Here we find classic pull-yourself-up-by-your-bootstraps self-reliance. If it were confined to Old West caricatures that would be one thing. The fact that it sums up conventional wisdom in 2011 is the problem. The majority of Americans think "God helps those who help themselves" is in the Bible, though Algernon Sydney originated the statement in 1698 and Benjamin Franklin made it popular in his Poor Richard's Almanac in 1757.
The fact is, self-sufficiency is spiritual suicide. God cannot do for us what we try to do for ourselves. "Not by might, nor by power, but by my Spirit" is God's formula for spiritual significance (Zechariah 4:6).
I do like one of the preacher's last lines in the movie: "God doesn't care who you were—only who you are." That's a statement worth remembering—and believing.
| < Prev | Next > |
|---|





Comments
Look, first of all, humans were designed and intended for a "relationship with God." This means that there is a give and take between Him and us. He "guides" and we "do."

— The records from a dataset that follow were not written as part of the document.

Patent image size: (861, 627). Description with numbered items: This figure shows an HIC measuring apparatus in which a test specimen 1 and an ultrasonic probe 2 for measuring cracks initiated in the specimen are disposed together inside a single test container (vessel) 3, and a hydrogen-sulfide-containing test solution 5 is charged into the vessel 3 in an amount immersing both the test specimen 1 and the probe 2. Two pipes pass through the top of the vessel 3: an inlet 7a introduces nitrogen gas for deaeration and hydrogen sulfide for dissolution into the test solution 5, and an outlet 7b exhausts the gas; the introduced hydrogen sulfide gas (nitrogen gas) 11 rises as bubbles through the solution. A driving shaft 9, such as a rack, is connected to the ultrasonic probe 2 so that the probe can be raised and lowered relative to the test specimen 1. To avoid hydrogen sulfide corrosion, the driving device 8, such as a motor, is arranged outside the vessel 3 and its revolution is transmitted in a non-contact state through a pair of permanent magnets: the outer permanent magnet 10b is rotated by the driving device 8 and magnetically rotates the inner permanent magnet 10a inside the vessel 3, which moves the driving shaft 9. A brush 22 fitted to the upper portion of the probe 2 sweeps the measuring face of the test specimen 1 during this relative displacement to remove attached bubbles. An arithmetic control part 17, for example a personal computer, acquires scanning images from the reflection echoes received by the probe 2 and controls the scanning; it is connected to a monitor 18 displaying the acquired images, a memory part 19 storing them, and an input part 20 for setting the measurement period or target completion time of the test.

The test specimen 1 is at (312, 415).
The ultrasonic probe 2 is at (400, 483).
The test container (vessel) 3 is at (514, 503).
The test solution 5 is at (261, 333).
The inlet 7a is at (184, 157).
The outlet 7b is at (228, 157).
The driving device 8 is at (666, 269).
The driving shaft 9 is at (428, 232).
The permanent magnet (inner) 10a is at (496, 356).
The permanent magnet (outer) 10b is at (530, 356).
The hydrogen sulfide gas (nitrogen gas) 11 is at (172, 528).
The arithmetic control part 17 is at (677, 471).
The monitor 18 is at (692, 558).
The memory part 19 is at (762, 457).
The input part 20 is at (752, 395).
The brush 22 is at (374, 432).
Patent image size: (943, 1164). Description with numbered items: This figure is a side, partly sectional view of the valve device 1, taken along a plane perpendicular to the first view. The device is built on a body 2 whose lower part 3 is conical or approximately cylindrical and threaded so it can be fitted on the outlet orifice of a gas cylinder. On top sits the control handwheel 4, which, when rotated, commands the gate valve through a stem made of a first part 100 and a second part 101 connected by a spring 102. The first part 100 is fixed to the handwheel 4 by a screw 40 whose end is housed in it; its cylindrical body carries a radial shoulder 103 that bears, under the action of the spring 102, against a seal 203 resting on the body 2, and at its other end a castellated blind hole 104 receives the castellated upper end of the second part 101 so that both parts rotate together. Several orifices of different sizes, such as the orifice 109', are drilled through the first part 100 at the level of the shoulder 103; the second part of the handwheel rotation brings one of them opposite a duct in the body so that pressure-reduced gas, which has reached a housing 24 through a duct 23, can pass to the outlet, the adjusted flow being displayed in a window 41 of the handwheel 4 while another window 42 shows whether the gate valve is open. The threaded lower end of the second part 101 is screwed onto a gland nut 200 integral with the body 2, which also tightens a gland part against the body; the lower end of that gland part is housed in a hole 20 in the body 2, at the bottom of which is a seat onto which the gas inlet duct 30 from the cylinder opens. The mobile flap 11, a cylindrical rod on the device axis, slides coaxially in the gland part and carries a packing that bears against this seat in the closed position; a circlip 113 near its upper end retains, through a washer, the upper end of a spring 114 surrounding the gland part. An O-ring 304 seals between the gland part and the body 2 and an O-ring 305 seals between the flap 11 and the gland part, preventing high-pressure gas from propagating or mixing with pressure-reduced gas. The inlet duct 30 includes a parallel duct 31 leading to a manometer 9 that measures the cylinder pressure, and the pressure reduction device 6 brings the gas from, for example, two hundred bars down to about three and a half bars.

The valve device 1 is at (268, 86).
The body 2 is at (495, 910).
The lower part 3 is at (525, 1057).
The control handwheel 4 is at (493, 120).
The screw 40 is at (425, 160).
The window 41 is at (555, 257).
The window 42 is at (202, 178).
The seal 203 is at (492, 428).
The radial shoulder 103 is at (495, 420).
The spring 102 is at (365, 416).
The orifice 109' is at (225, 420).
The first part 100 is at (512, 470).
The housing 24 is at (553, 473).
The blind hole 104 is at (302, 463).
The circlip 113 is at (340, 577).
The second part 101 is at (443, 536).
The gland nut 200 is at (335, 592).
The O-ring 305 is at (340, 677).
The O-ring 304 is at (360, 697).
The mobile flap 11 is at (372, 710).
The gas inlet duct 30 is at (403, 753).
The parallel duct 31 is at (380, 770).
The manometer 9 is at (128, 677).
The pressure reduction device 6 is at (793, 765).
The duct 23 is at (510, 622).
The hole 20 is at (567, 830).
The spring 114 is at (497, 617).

On top of that, He expects us to learn and observe our mutual limitations: we do not attempt to manage anything other than our personal affairs, and he does not override our ability and right to make choices in that exercise.
Then, He hopes for a desire to build in us as this relationship grows that we will seek to tune our thinking to his - so that the choices we make reflect his values.
He is not alarmed by "self-sufficient" persons; it is the person who will not submit to his Authority who stands in jeopardy of temporal distress and Eternal Damnation.
God has NO limitations.
God gave us free will, it is not a right but a priviledge.
Although it is a bad idea to not submit to Gods will, that alone does not condem one to Hell, not believing on Christ is the only thing that can do that.
Once we've been declared righteous, then we are to do good works for God, the things he prepared for us to do even before the world began (Eph. 2:10). A faith without works is dead (James 2:20) but we are saved by grace (back to Eph. 2:8,9) it's not a reward for the good things we've done.
When we really grasp all the blessings that belong to a person who puts his faith in God, how could we NOT want to be God's child, and work for Him?
Instead of "God helps those who help themselves," I believe that God blesses those who serve him.
I cannot believe God put us on Earth to be completely dependent on Him. Not when so many characters in the Bible are about ordinary people whom God uses in extraordinary ways. My favorite story is Esther for example. She was a regular woman who saved an entire culture by doing something difficult that she knew was right. God often tests our faith as he did with Abraham and his son because there are few things worth fighting for that are easy.